Recently, there have been no recorded terrorist attacks in Cuba, so it’s unlikely that this is something you’ll find yourself caught up in.

However, terrorism is a threat that exists globally so you must always be vigilant.  

Scams – High

Scams are something you must stay extra vigilant with during your visit. There are many popular scams in Havana. Some to watch out for are the following

  • Renting a car – Many rental companies will accuse you of damaging a rental car even when the car returns in perfect condition. 
  • Cigars – Only buy Cuban Cigars from official shops or it’s likely you’ll be paying for a fake cigar. 
  • Credit Cards – There are a few credit card scams out there so be careful with your information – do not share it with anyone. 
  • Taxis – Only book with registered taxis. 

Women’s Safety Risk – Low

Great news for women travelers is that the risk to your safety is very low. There is pretty much no gender discrimination in Cuba and little sexual harassment.

Of course, you should always be vigilant as always. But most comments about beauty from the locals are genuine and Havana is almost trouble-free when it comes to female visitors. 

Final Thoughts

So how safe is Havana? It’s pretty safe for tourists. It may be a little different for locals but in tourist destinations, especially those such as the capital of Cuba, tourists are very safe.

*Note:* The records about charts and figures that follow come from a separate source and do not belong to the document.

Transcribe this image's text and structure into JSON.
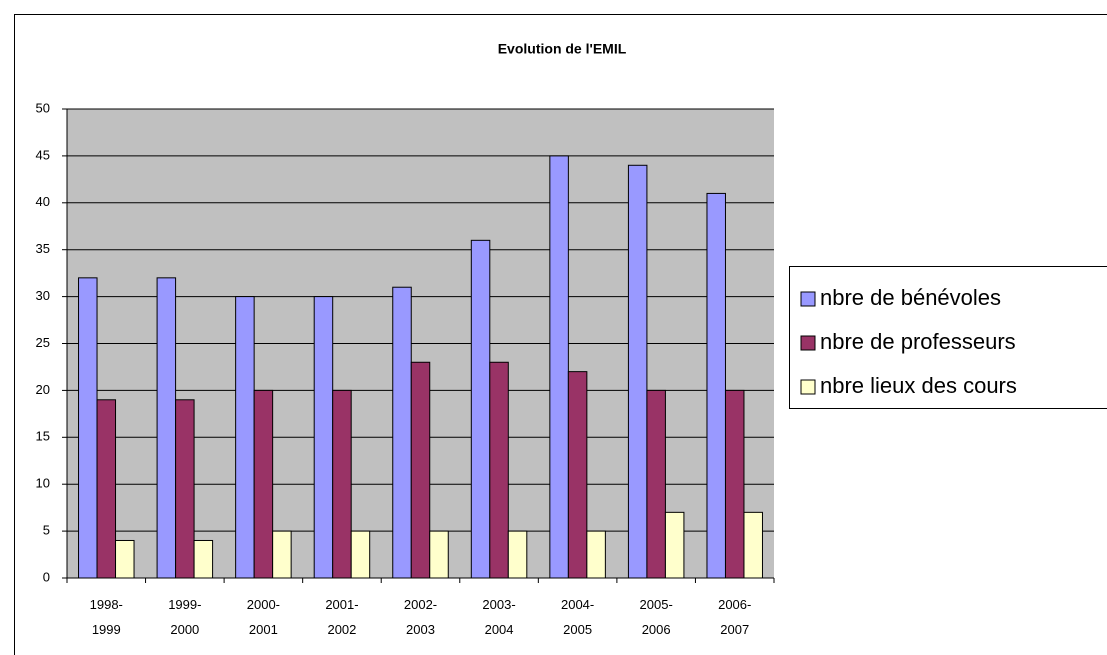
{
  "chart_data": {
    "type": "bar",
    "title": "Evolution de l'EMIL",
    "categories": [
      "1998-1999",
      "1999-2000",
      "2000-2001",
      "2001-2002",
      "2002-2003",
      "2003-2004",
      "2004-2005",
      "2005-2006",
      "2006-2007"
    ],
    "series": [
      {
        "name": "nbre de bénévoles",
        "color": "#9999ff",
        "values": [
          32,
          32,
          30,
          30,
          31,
          36,
          45,
          44,
          41
        ]
      },
      {
        "name": "nbre de professeurs",
        "color": "#993366",
        "values": [
          19,
          19,
          20,
          20,
          23,
          23,
          22,
          20,
          20
        ]
      },
      {
        "name": "nbre lieux des cours",
        "color": "#ffffcc",
        "values": [
          4,
          4,
          5,
          5,
          5,
          5,
          5,
          7,
          7
        ]
      }
    ],
    "ylim": [
      0,
      50
    ],
    "yticks": [
      0,
      5,
      10,
      15,
      20,
      25,
      30,
      35,
      40,
      45,
      50
    ],
    "grid": true,
    "legend": "right"
  }
}
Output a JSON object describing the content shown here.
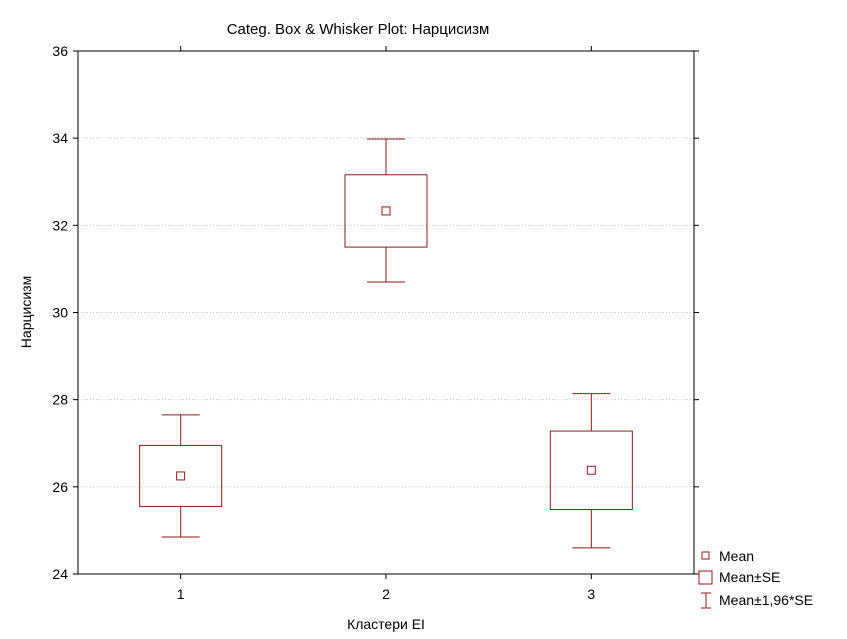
{
  "chart_data": {
    "type": "box",
    "title": "Categ. Box & Whisker Plot: Нарцисизм",
    "xlabel": "Кластери EI",
    "ylabel": "Нарцисизм",
    "categories": [
      "1",
      "2",
      "3"
    ],
    "ylim": [
      24,
      36
    ],
    "yticks": [
      24,
      26,
      28,
      30,
      32,
      34,
      36
    ],
    "grid": true,
    "legend_position": "bottom-right",
    "color": "#8b1a1a",
    "series": [
      {
        "name": "Нарцисизм",
        "mean": [
          26.25,
          32.33,
          26.38
        ],
        "se_low": [
          25.55,
          31.5,
          25.48
        ],
        "se_high": [
          26.95,
          33.16,
          27.28
        ],
        "ci_low": [
          24.85,
          30.7,
          24.6
        ],
        "ci_high": [
          27.65,
          33.98,
          28.14
        ]
      }
    ],
    "legend": [
      {
        "key": "mean",
        "label": "Mean"
      },
      {
        "key": "se",
        "label": "Mean±SE"
      },
      {
        "key": "ci",
        "label": "Mean±1,96*SE"
      }
    ]
  }
}
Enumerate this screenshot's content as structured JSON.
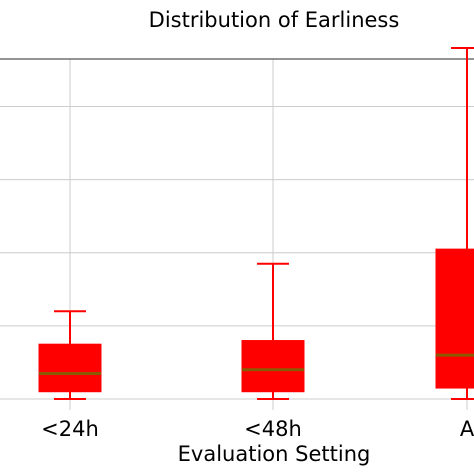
{
  "chart_data": {
    "type": "box",
    "title": "Distribution of Earliness",
    "xlabel": "Evaluation Setting",
    "ylabel": "",
    "categories": [
      "<24h",
      "<48h",
      "A"
    ],
    "ylim": [
      -1.5,
      46.5
    ],
    "grid": true,
    "colors": {
      "box": "#ff0000",
      "median": "#8b5a00",
      "grid": "#cccccc",
      "axis": "#555555"
    },
    "boxes": [
      {
        "category": "<24h",
        "whisker_low": 0.0,
        "q1": 1.0,
        "median": 3.5,
        "q3": 7.5,
        "whisker_high": 12.0
      },
      {
        "category": "<48h",
        "whisker_low": 0.0,
        "q1": 1.0,
        "median": 4.0,
        "q3": 8.0,
        "whisker_high": 18.5
      },
      {
        "category": "A",
        "whisker_low": 0.0,
        "q1": 1.5,
        "median": 6.0,
        "q3": 20.5,
        "whisker_high": 48.0
      }
    ]
  }
}
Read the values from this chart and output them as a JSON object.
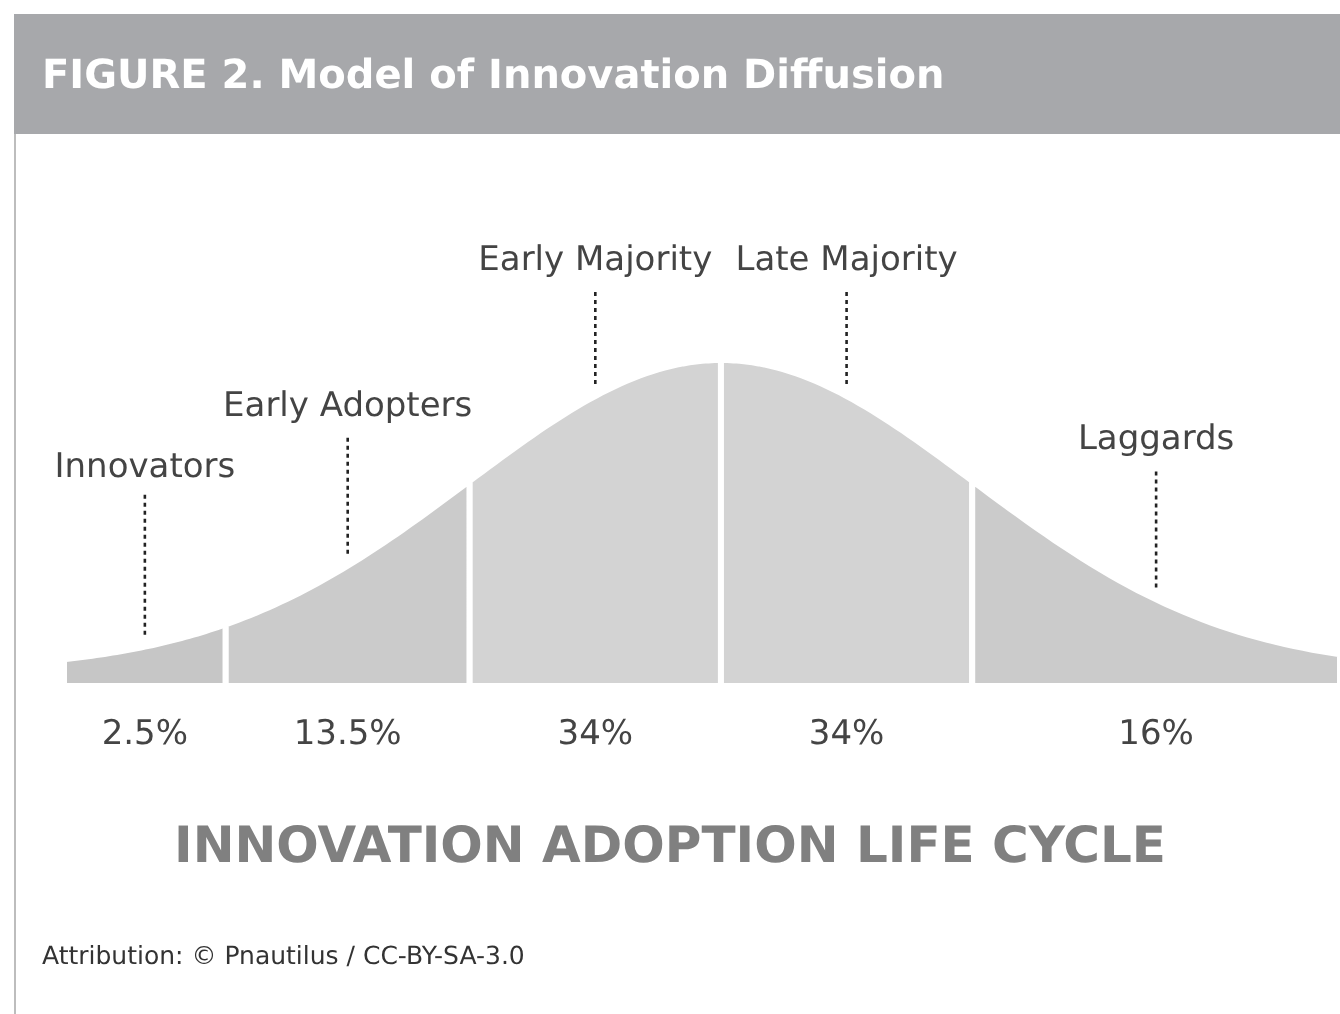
{
  "chart_data": {
    "type": "other",
    "title": "FIGURE 2. Model of Innovation Diffusion",
    "xlabel": "INNOVATION ADOPTION LIFE CYCLE",
    "categories": [
      "Innovators",
      "Early Adopters",
      "Early Majority",
      "Late Majority",
      "Laggards"
    ],
    "values": [
      2.5,
      13.5,
      34,
      34,
      16
    ],
    "value_labels": [
      "2.5%",
      "13.5%",
      "34%",
      "34%",
      "16%"
    ],
    "colors": [
      "#c6c6c6",
      "#cbcbcb",
      "#d3d3d3",
      "#d3d3d3",
      "#cbcbcb"
    ],
    "annotations": [
      "Attribution: © Pnautilus / CC-BY-SA-3.0"
    ]
  }
}
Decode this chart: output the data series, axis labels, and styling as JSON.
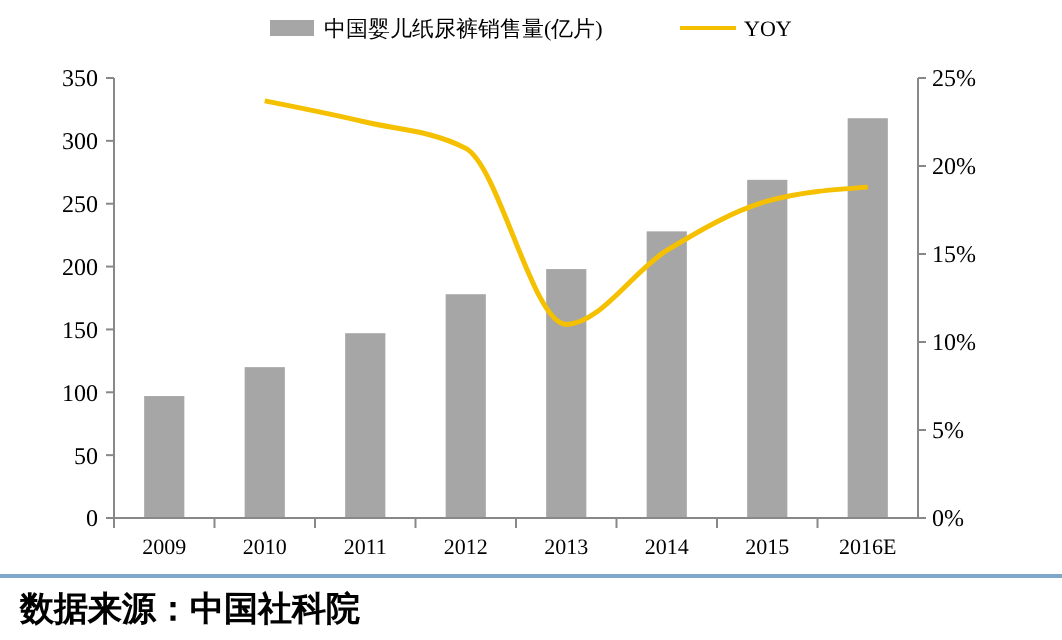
{
  "chart_data": {
    "type": "bar",
    "categories": [
      "2009",
      "2010",
      "2011",
      "2012",
      "2013",
      "2014",
      "2015",
      "2016E"
    ],
    "series": [
      {
        "name": "中国婴儿纸尿裤销售量(亿片)",
        "color": "#a6a6a6",
        "values": [
          97,
          120,
          147,
          178,
          198,
          228,
          269,
          318
        ]
      },
      {
        "name": "YOY",
        "type": "line",
        "axis": "y2",
        "color": "#f5c000",
        "values": [
          null,
          23.7,
          22.5,
          21,
          11,
          15.2,
          18,
          18.8
        ]
      }
    ],
    "ylim": [
      0,
      350
    ],
    "yticks": [
      0,
      50,
      100,
      150,
      200,
      250,
      300,
      350
    ],
    "y2lim": [
      0,
      25
    ],
    "y2ticks": [
      {
        "value": 0,
        "label": "0%"
      },
      {
        "value": 5,
        "label": "5%"
      },
      {
        "value": 10,
        "label": "10%"
      },
      {
        "value": 15,
        "label": "15%"
      },
      {
        "value": 20,
        "label": "20%"
      },
      {
        "value": 25,
        "label": "25%"
      }
    ],
    "legend": "top",
    "grid": false,
    "marker": "none",
    "line_style": "solid",
    "annotations": [
      "数据来源：中国社科院"
    ]
  }
}
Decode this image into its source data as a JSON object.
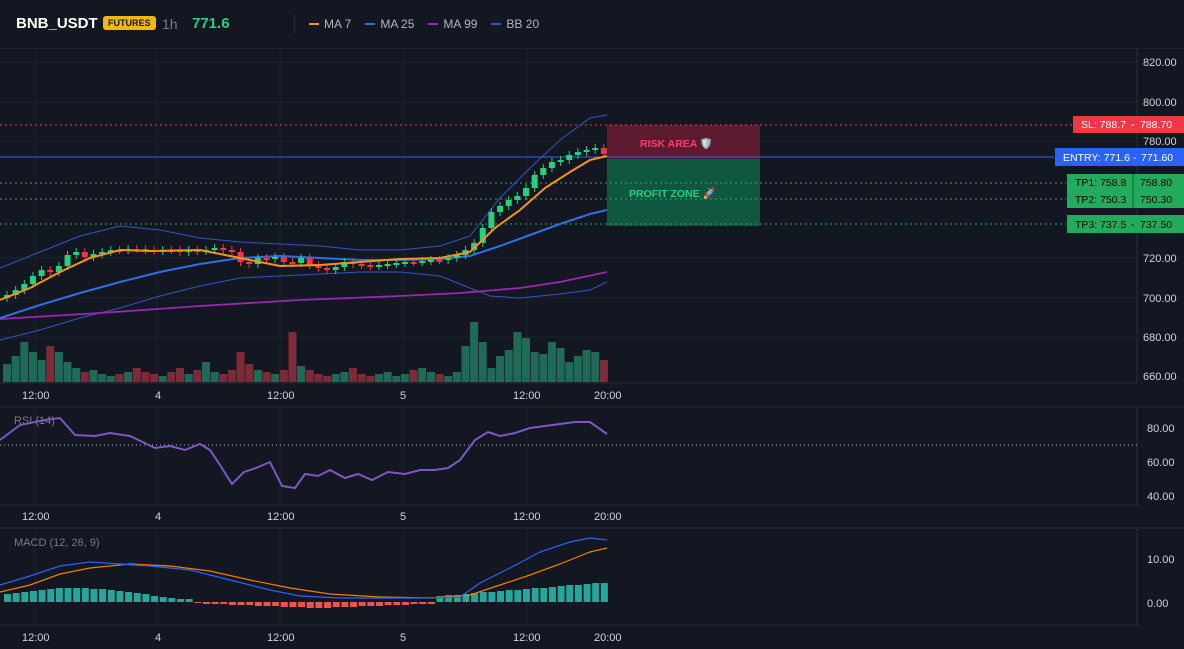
{
  "header": {
    "symbol": "BNB_USDT",
    "badge": "FUTURES",
    "timeframe": "1h",
    "last_price": "771.6",
    "indicators": [
      {
        "label": "MA 7",
        "color": "#f7931a"
      },
      {
        "label": "MA 25",
        "color": "#2f6fe4"
      },
      {
        "label": "MA 99",
        "color": "#9c27b0"
      },
      {
        "label": "BB 20",
        "color": "#3454c8"
      }
    ]
  },
  "main_pane": {
    "price_axis": [
      "820.00",
      "800.00",
      "780.00",
      "720.00",
      "700.00",
      "680.00",
      "660.00"
    ],
    "time_axis": [
      "12:00",
      "4",
      "12:00",
      "5",
      "12:00",
      "20:00"
    ],
    "zones": {
      "risk": "RISK AREA 🛡️",
      "profit": "PROFIT ZONE 🚀"
    },
    "levels": [
      {
        "label": "SL: 788.7",
        "price": "788.70",
        "color": "#f23645",
        "text_color": "#ffffff"
      },
      {
        "label": "ENTRY: 771.6",
        "price": "771.60",
        "color": "#2962ff",
        "text_color": "#ffffff"
      },
      {
        "label": "TP1: 758.8",
        "price": "758.80",
        "color": "#22ab5c",
        "text_color": "#000000"
      },
      {
        "label": "TP2: 750.3",
        "price": "750.30",
        "color": "#22ab5c",
        "text_color": "#000000"
      },
      {
        "label": "TP3: 737.5",
        "price": "737.50",
        "color": "#22ab5c",
        "text_color": "#000000"
      }
    ]
  },
  "rsi_pane": {
    "title": "RSI (14)",
    "axis": [
      "80.00",
      "60.00",
      "40.00"
    ],
    "time_axis": [
      "12:00",
      "4",
      "12:00",
      "5",
      "12:00",
      "20:00"
    ]
  },
  "macd_pane": {
    "title": "MACD (12, 26, 9)",
    "axis": [
      "10.00",
      "0.00"
    ],
    "time_axis": [
      "12:00",
      "4",
      "12:00",
      "5",
      "12:00",
      "20:00"
    ]
  },
  "colors": {
    "up": "#26d07c",
    "down": "#f23645",
    "vol_up": "#1f6b57",
    "vol_down": "#7d2b38"
  }
}
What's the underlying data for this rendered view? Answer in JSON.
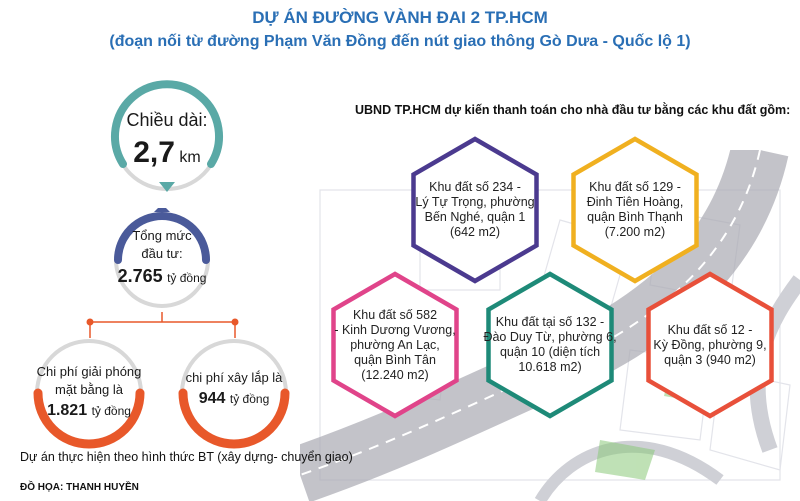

After all, the city depends on its tourism sector and so it’s not going to do anything to jeopardize the industry.

There are plenty of Cuban police officers on the streets of Havana, especially throughout the day.

And if locals are caught committing crimes against the visitors, they will be given very harsh sentencing which also helps to reduce crime in the city. 

However, with that being said, all cities come with some dangers and risks, and Havana is no exception.

You will want to take extra care of your belongings because if you misplace them for just a second it is likely that they will be snatched away.Y

ou should also always keep your credit card well out of sight and never share any of your details with any locals, no matter how friendly they may seem.

But for the most part, using common sense in the city, as you would with any other will keep you out of danger during your travels. 

Take care at nighttime, and never walk alone, as is standard practice with most unknown places that you go to. 

Other than that, there’s not much left to do, other than to enjoy your trip. And whether you spend that time soaking in the culture, the sunshine or both is completely up to you.

Either way, I’m certain you’ll have a great time and come back with many stories to tell.